Diagnostics of lung cancer by fragmentated blood circulating cell-free DNA based on machine learning methods
Minimally invasive diagnostics based on liquid biopsy makes it possible early detection of lung cancer (LC). The blood plasma circulating cell-free DNA (cfDNA) fragments reflect the genome and chromatin status and are considered as integral cancer biomarkers and the biological entities for 'cancer-of-origin' prediction. The aim of this work is to create a method for processing next-generation sequencing (NGS) data and an interpretable binary classification model (CM), which analyzed cfDNA fragmentation features for distinguishing healthy subjects and subjects with LC. 148 healthy subjects and 138 subjects with LC were included in the study. cfDNA fractions, isolated from blood plasma biospecimens, were used for DNA libraries preparations and NGS on the NovaSeq 6,000 Illumina system with a coverage of 100 million reads/sample.
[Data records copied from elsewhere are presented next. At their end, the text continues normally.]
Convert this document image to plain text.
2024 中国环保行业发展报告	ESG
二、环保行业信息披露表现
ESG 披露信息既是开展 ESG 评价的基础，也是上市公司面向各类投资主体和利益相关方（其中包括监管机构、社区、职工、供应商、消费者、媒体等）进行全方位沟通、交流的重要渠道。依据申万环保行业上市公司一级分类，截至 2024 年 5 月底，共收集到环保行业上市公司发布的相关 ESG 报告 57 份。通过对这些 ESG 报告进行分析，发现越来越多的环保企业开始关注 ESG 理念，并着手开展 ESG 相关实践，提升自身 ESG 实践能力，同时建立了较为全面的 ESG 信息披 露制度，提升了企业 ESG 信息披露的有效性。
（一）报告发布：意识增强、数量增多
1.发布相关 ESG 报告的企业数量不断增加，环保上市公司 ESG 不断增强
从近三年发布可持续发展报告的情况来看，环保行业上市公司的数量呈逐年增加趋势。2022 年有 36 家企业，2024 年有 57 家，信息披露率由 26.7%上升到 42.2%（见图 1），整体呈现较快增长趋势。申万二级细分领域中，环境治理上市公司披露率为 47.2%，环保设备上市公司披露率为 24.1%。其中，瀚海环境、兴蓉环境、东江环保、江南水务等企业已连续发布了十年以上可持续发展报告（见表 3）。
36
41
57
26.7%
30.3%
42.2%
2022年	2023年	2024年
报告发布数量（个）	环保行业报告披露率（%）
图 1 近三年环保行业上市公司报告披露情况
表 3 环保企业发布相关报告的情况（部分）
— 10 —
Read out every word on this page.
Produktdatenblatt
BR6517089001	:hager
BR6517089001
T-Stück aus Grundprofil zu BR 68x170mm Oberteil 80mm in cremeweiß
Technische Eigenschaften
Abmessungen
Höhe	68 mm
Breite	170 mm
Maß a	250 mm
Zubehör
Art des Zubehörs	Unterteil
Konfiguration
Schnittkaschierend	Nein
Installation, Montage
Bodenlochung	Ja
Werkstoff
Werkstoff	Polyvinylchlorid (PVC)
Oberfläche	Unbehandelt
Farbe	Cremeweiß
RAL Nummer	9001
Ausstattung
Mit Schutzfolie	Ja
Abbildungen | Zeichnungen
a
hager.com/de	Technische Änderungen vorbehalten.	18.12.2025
Twelve variables, describing the abundance and length distribution of cfDNA fragments within each genomic interval, and 40 variables based on the values of position-weight matrices, describing combinations of 5-bp-long terminal motifs of cfDNA fragments, were used to characterize genomic fragmentation. Classification models of the first phase of machine learning were based either on logistic regression with L1- and L2-regularization or were probabilistic CMs based on Gaussian processes. The second phase CM was based on kernel logistic regression. The final CM can distinguish healthy subjects and subjects with LC with AUC values of 0.872-0.875. The performance of developed CM was evaluated using datum and testing sets for each LC stage category. Sensitivity values ranged from 66.7 to 85.7%, from 77.8 to 100%, and from 70 to 80% for LC stages I, II, and III, respectively. Specificity values ranged from 79.3 to 90.0%. Thus, the CM has a good diagnostic value and does not require clinical or other data on tumor-associated biomarkers. The current method for LC detection has some advantages for future clinical implementation as a decision-making support system due to the performance of the CM requires data exclusively from NGS-analysis of blood plasma cfDNA fragmentation; the accuracy of the CM does not depend on any additional clinical data; the CM is highly interpretable and traceable; CM has appropriate modular architecture.